Оказалось — просто тварь (пам-парам!),

Брал на понт, тушите свет!

 

— Нормально, а? — подмигнул отцу дядя Семён, и представил певца: — Тверской Высоцкий! Скоро из каждого окошка будет играть!

Отец взглянул на него скептически:

— Для этого каждому надо магнитофон…

— Дело пары лет, — убеждённо заявил собеседник. — Чё, не видишь, как народ богатеет? Одни миллионеры кругом! — и расхохотался, довольный шуткой. А певец тем временем продолжал жаловаться на женский лад:

 

— …Ты ж с иголочки ходил (Ты ха-а-дил!) –

Лярвы пялили глаза…

 

Дядя Семён просиял:

— Во, точно — лярвы! Мы ж потом в «Корвет» поехали! Девки там… — он умолк и мечтательно причмокнул. — Их перед нами строем выстроили, хы-ы, а Валентинычу же нельзя слушателей: в нём обратно председатель проснулся! Ну и давай их стыдить, мол, как дошли до жизни такой, видели бы их родители, не такое будущее они строили — можно подумать, мы не помним, кто первым партбилет изорвал. Разошёлся, орёт, красный весь — его и так хрен заткнёшь, а уж после литра вискаря!.. И тут мамка ихняя — она ж его тыщу лет знает — к нему подкатывает лисой: «Ты возьми, — говорит, — вот этих двоих, и можешь хоть всю ночь им про политику партии — девчонки только с института. А я тебе — скидочку». Чё думаешь? Сразу угомонился, их обеих в охапку и наверх поволок! Ну и я за ним — чтобы, значит, подмогнуть мальца. Девки — ум потеряешь; вторая которая, у неё так-к-кие...

— Сём! Давай, может, не при сыне, а?

— А-а, бл-лин! — виновато ругнулся дядя Семён. — Увлёкся! Чё, Санёк, как рука? — и, не дожидаясь ответа, принялся рассказывать отцу, как возил свою Лариску за поросёнком.

Спустя всего несколько минут джип взобрался на эстакаду (в окне мелькнули рельсы, уходящие вдаль, и мост над рекой), съехал с неё по правому ответвлению и углубился в историческую часть города, напрочь игнорируя светофоры. Саня и не знал, как это здорово — когда пешеходы разбегаются из-под колёс!

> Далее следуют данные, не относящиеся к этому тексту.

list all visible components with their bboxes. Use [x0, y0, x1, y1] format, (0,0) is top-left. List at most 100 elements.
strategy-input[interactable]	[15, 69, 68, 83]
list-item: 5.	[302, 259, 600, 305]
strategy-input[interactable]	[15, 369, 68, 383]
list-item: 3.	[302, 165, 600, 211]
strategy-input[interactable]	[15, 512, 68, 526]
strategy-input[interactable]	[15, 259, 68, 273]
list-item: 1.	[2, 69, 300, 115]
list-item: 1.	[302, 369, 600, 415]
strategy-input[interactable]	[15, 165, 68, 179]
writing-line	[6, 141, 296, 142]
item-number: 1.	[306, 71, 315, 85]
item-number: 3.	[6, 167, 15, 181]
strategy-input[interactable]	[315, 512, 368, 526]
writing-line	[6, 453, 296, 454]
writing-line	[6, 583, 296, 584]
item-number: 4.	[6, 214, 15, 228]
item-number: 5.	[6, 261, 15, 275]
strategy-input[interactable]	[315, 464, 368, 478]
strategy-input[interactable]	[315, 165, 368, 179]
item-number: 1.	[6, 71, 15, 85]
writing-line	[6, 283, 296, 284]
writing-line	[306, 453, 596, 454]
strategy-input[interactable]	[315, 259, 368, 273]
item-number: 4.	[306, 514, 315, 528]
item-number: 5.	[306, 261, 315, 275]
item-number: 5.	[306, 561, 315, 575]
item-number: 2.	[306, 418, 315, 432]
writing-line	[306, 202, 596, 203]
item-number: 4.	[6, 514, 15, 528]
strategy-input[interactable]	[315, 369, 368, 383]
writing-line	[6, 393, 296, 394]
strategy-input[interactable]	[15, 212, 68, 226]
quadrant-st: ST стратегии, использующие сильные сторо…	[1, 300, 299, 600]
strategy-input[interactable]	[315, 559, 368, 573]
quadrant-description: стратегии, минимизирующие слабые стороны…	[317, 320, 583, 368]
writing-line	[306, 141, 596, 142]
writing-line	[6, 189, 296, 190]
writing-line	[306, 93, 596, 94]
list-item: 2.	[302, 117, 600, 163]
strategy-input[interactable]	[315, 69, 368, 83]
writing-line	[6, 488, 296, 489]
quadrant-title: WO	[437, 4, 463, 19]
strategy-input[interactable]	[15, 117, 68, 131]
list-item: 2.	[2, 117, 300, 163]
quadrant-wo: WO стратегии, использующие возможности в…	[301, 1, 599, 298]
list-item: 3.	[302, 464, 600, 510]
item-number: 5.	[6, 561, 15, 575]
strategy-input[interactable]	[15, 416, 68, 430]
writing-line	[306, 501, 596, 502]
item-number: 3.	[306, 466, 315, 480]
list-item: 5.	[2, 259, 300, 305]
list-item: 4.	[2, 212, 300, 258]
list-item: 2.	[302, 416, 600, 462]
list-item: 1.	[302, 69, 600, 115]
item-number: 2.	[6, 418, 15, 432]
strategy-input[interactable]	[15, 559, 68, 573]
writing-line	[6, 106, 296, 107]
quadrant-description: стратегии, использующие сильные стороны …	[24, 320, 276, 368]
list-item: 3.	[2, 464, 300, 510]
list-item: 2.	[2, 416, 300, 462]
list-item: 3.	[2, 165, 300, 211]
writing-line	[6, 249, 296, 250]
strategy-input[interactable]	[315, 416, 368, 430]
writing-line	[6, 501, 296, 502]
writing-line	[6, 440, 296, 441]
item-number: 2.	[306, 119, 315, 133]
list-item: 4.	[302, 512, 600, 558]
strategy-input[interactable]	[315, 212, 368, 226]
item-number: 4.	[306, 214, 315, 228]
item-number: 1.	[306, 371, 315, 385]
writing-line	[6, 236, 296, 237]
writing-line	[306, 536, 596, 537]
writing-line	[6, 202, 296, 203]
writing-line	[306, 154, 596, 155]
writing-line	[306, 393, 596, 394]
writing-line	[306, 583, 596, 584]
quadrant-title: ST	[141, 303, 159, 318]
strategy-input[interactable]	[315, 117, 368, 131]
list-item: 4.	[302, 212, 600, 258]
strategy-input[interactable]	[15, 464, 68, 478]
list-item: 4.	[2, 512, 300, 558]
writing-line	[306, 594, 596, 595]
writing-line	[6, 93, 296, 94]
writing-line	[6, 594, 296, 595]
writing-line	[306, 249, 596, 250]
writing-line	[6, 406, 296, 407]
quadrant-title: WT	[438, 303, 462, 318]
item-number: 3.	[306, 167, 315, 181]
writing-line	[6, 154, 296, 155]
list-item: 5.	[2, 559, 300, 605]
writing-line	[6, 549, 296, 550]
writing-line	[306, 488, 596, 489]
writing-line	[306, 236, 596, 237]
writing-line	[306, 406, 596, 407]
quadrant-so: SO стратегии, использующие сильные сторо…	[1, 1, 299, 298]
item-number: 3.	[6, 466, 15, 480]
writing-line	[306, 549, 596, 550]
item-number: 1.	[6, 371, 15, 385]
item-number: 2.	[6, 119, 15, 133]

Дядя Семён тоже наслаждался происходящим:

— Расступись, колхозники — нам везде зелёный! — сплюнул он, приопустив стекло, и подмигнул Сане в зеркало; затем, заложив вираж через двойную сплошную, вывернул к самому крыльцу Первой городской. — Конечная! Проезд оплачиваем, хы-ы!

— Должен буду, Сём, — серьёзно сказал отец, но собеседник выпучил на него глаза.

— Ты это, Саныч… завязывай! Шуток не понимаешь, что ли? Вон Санёк и то понял, — оглянулся он почти испуганно. — Я до «Славянского», сукно обновить — там бильярд открыли, не слыхал? Или давай дождусь вас?

Радость Сани — обратно они тоже поедут на джипе! — не продлилась и мгновения.

— Да не надо, мы доберёмся, — скованно отказался отец, но уже на улице чуть помедлил: — Ты и так нас выручил. Спасибо тебе большое, Сём.

— «Благодарю» надо говорить! — блеснул золотым зубом дядя Семён. — Накрайняк: «От души»! Ну всё, покеда!

Щёлкнула дверь, поползло вверх тёмное стекло. Джип рванул с места и умчался в направлении центра.

 

***

 

Дежурный хирург едва взглянул на Санину руку: «Баскетбол?» — но когда Саня горячо возразил: «Футбол. Вратарь. Он вот так торчал!» — вроде бы смягчился, ощупал палец: «Сам вправил?», «Больно?», «А так?», «Давно играешь?», «За кого болеешь?», «Я — тоже!» — и заключил: «Подвывих. Ничего страшного».

— А сколько я не смогу играть? — спросил Саня с облегчением (его воображение уже успело нарисовать операционную, наркоз и гипс, перед наложением которого палец обязательно должны были вскрыть, как рыбу). Врач улыбнулся в ответ:

— Пока не сможешь девчонку подманить! — и показал, как это надо делать, звонко щёлкнув пальцами: — Наверняка ведь уже есть кого, а?!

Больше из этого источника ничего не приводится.